Spencer was always clear that "life is not for work and learning, but work and learning are for life." Thus he valued science because it is "fructiferous," to use Bacon's word, making for the amelioration of life; but he valued it still more because it is "luciferous," "for the light it throws on our own nature and the nature of the Universe." He spoke with regret of "the ordinary scientific specialist, who, deeply interested in his speciality, and often displaying comparatively little interest in other departments of science, is rarely much interested in the relations between Science at large and the great questions which lie beyond Science." He ranked himself with those who, "while seeking scientific knowledge for its proximate value, have an ever-increasing consciousness of its ultimate value as a transfiguration of things, which, marvellous enough within the limits of the knowable, suggests a profounder marvel than can be known." Thus it is not surprising to find that he had a metaphysical system of his own, and if he had not a religion he had at least "a humility in presence of the inscrutable," and a reverence for Nature deeper than many religious minds exhibit.

Metaphysics.—"Metaphysician" was with Spencer a term of reproach, "employed (as Prof. Sidgwick says) exclusively to designate a class of thinkers who have followed an erroneous method to untenable conclusions," yet he himself had a metaphysical system—which Sidgwick defines as "a systematic view of the nature and relations of finite minds to the material world, and to the Primal Being or ultimate ground of Being." A critical discussion of Spencer's metaphysical and epistemological doctrines will be found in Sidgwick's "Philosophy of Kant and other Lectures," 1905.

In his doctrine of "the Unknowable," in which experts discover the influence of Kant through Hamilton and Mansel, Spencer reached the conclusion that "no tenable hypothesis can be formed as to the origin or nature of the Universe regarded as a whole." He offered for the reconciliation of Religion and Science the "Supreme Verity," that "the reality underlying appearances is totally and for ever inconceivable to us... but we are obliged to regard every phenomenon as the manifestation of an incomprehensible power, called Omnipresent from inability to assign its limits, though Omnipresence is unthinkable." Similarly when we try to understand Time, Space, Matter, Force, Consciousness, we have to confess that the "reality underlying appearances is and must be totally and for ever inconceivable by us." At the same time Spencer was able to attain to some knowledge of his Unknowable, concluding, for instance, in spite of the antithesis between subject and object, never to be transcended while consciousness lasts, that "it is one and the same Ultimate Reality that is manifested to us subjectively and objectively"; that while "the manifestations, as occurring either in ourselves or outside of us, do not persist: that which persists is the Unknown Cause of these manifestations"—"an unconditioned Reality without beginning or end."

Early attitude to Religion.—Spencer came of a religious stock, but the traditional beliefs took no grip of him. Even as a boy he had what may be called a cosmic outlook, but he tells us of no religious tendrils, and if there were any they found no support in the faith of his fathers. Though surrounded in early life by a religious atmosphere, he never seems to have moved or even drawn breath in it. He passed by theological beliefs as if he were immune; he developed into an agnostic without passing through any crisis or perplexity; he had not even what Prof. James has called "the religion of healthy-mindedness."

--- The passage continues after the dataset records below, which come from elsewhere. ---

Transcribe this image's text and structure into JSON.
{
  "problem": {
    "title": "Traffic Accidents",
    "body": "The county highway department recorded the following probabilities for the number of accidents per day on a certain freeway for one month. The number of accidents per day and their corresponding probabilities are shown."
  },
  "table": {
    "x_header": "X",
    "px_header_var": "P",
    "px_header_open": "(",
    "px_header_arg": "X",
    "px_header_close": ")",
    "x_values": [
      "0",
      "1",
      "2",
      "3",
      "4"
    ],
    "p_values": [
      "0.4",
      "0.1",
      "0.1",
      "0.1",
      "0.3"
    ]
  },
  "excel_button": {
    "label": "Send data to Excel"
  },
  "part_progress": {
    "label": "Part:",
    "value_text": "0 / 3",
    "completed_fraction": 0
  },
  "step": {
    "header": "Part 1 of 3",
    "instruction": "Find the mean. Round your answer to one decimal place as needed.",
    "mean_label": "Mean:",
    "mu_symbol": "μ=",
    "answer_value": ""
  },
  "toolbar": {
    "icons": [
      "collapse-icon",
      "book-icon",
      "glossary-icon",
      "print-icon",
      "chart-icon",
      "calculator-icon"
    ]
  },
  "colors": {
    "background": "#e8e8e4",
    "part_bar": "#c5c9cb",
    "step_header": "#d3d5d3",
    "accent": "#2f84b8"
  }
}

The explanation of this may be looked for partly in the self-sufficiency of his strong intellect, partly in the limitations of the emotional side of his nature, and partly in his fine heritage of natural goodness. When the religious mood does not arise naturally as an almost spontaneous expression of inherited disposition and nurture-influences, it is usually reached by one of three paths, or by more than one of these at once. These paths to religion, which apply to the racial as well as to the individual history, may be called the practical, the emotional, and the intellectual approaches to faith. When men reach the limits of their practical endeavours and find themselves baffled, when they feel the impotence of their utmost strength, when they are filled with fear of the past, the present, and the future, then they sometimes become religious. When men reach the limits of their emotional strength, and the tension of joy or of sorrow, of delight in nature or love of kin becomes almost an oppression, then they sometimes become religious. When men reach the limit of their intellectual endeavours after clearness and unity and are baffled, they sometimes become religious.

As Spencer was never at his wit's end practically, and was born too good to be troubled by a sense of sin, and as he had a somewhat lukewarm emotional nature, and was singularly devoid of any poetical or mystical sense, he was not likely to approach religion by either the practical or the emotional path. The third path, reached by baffled intelligence, was more or less closed by Spencer's postulate of the Unknowable, though there was even in this some tinge of religious feeling.

He had been brought up among those who held almost as an axiom to the belief that "In the beginning God created the heaven and the earth," but this never seems to have meant anything practically or emotionally to him, while as a cosmological statement it seemed quite unverifiable. Most thinkers have tried by searching to find out God, to find some way of thinking of the ultimate origin, nature, and purpose of things, but at an early age Herbert Spencer foreclosed this quest, and was quite comfortable in so doing, chiefly, it must be suspected, because it never appealed to him save as a purely intellectual puzzle. "Nur was du fühlst, das ist dein Eigenthum."

Thus when he was twenty-six (1848) he wrote to his father, "As regards 'the ultimate nature of things or origin of them,' my position is simply that I know nothing about it, and never can know anything about it, and must be content in my ignorance. I deny nothing, and I affirm nothing, and to any one who says that the current theory is not true, I say just as I say to those who assert its truth—you have no evidence. Either alternative leaves us in inextricable difficulties. An uncaused Deity is just as inconceivable as an uncaused Universe. If the existence of matter from all eternity is incomprehensible, the creation of matter out of nothing is equally incomprehensible. Thus finding that either attempt to conceive the origin of things is futile, I am content to leave the question unsettled as the insoluble mystery"... (Autobiography, i. p. 346).

This was written in 1848, twelve years before First Principles, in which he afterwards sought more fully to justify the position which Huxley called "agnostic."